De l’esthétique du catalogue.
Le théâtre filmé du récent Venus à la fourrure, d’une grande intelligence, subtil dans la réflexion portée sur l’adaptation, la littérarité d’une œuvre à l’épreuve de son incarnation, ne pouvait que motiver à voir cette autre tentative de Polanski qu’est Carnage.
Il faut bien entendu accepter de jouer le jeu d’un huis clos et d’une situation unique, d’un débordement verbal fondé sur la gradation pour se laisser séduire dès le départ. Car le départ est plutôt prometteur : des comédiens affutés, Foster et Waltz en (très large) tête, distillant leur désaccord avec une perfidie raffinée, sous le masque de la convenance sociale. La construction fondés sur les valses hésitations des différents départs, différent une conclusion qui n’advient jamais, est plutôt malicieuse elle aussi.

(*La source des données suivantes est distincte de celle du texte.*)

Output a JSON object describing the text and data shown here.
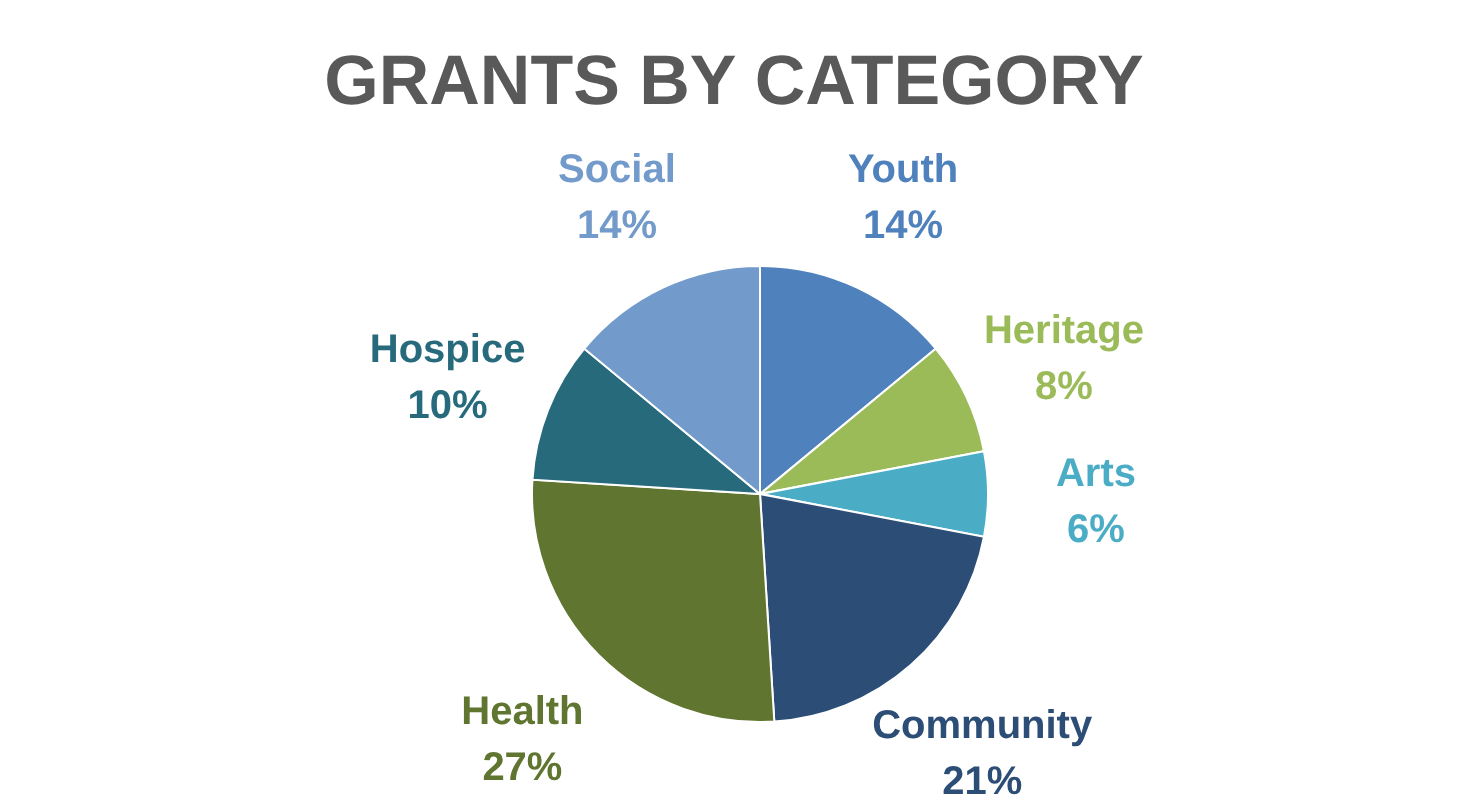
{
  "chart_data": {
    "type": "pie",
    "title": "GRANTS BY CATEGORY",
    "categories": [
      "Youth",
      "Heritage",
      "Arts",
      "Community",
      "Health",
      "Hospice",
      "Social"
    ],
    "values": [
      14,
      8,
      6,
      21,
      27,
      10,
      14
    ],
    "colors": [
      "#4f81bd",
      "#9bbb59",
      "#4bacc6",
      "#2c4d75",
      "#5f7530",
      "#276a7c",
      "#729aca"
    ],
    "value_labels": [
      "14%",
      "8%",
      "6%",
      "21%",
      "27%",
      "10%",
      "14%"
    ],
    "legend": false
  }
}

Seulement voilà, un moyen métrage aurait suffi. Emprisonné dans sa logique de la surenchère, l’échange dérape dans tous les sens du terme et condamne les comédiens à surjouer une situation qui a tout de l’exercice de style. On reprochera moins ici son académise paresseux à Polanski que les qualités littéraires et dramaturgiques de la pièce qu’il transpose à l’écran. D’un systématisme irritant, sur écrit, tout fonctionne comme un programme bien huilé : les conflits et les alliances tournent, (les couples opposés, les femmes unies, les hommes unis), les sujets de discorde défilent comme les pages d’un catalogue : le portable (pitié, la dénonciation de l’addiction au téléphone portable !!), le racisme, l’éducation, l’amour en un règlement de compte aussi stérile que dénué de toute capacité à émouvoir.
Pire, les éléments narratifs censés renouveler une situation initiale bien maigre, convenons-en : dans l’ordre, donc : du vomi, de l’alcool (parce que c’est connu, l’alcool délie les langues, même si le fait de voir toute la compagnie, les femmes surtout, se précipitant sur la bouteille n’a absolument aucun sens), et une pseudo intrigue pharmaceutique avec un rebondissement attendu dès la première mention.
Alors oui, l’échange reste en suspens, sans fin véritable, seul reproche que pourraient faire ceux qui aiment le film –et la pièce, mais qui est à mon sens fidèle à cette supercherie insipide : pour autant qu’on sache, les catalogues n’ont pas de conclusion, ils s’arrêtent à la fin de la liste des articles qu’ils cherchent à vendre.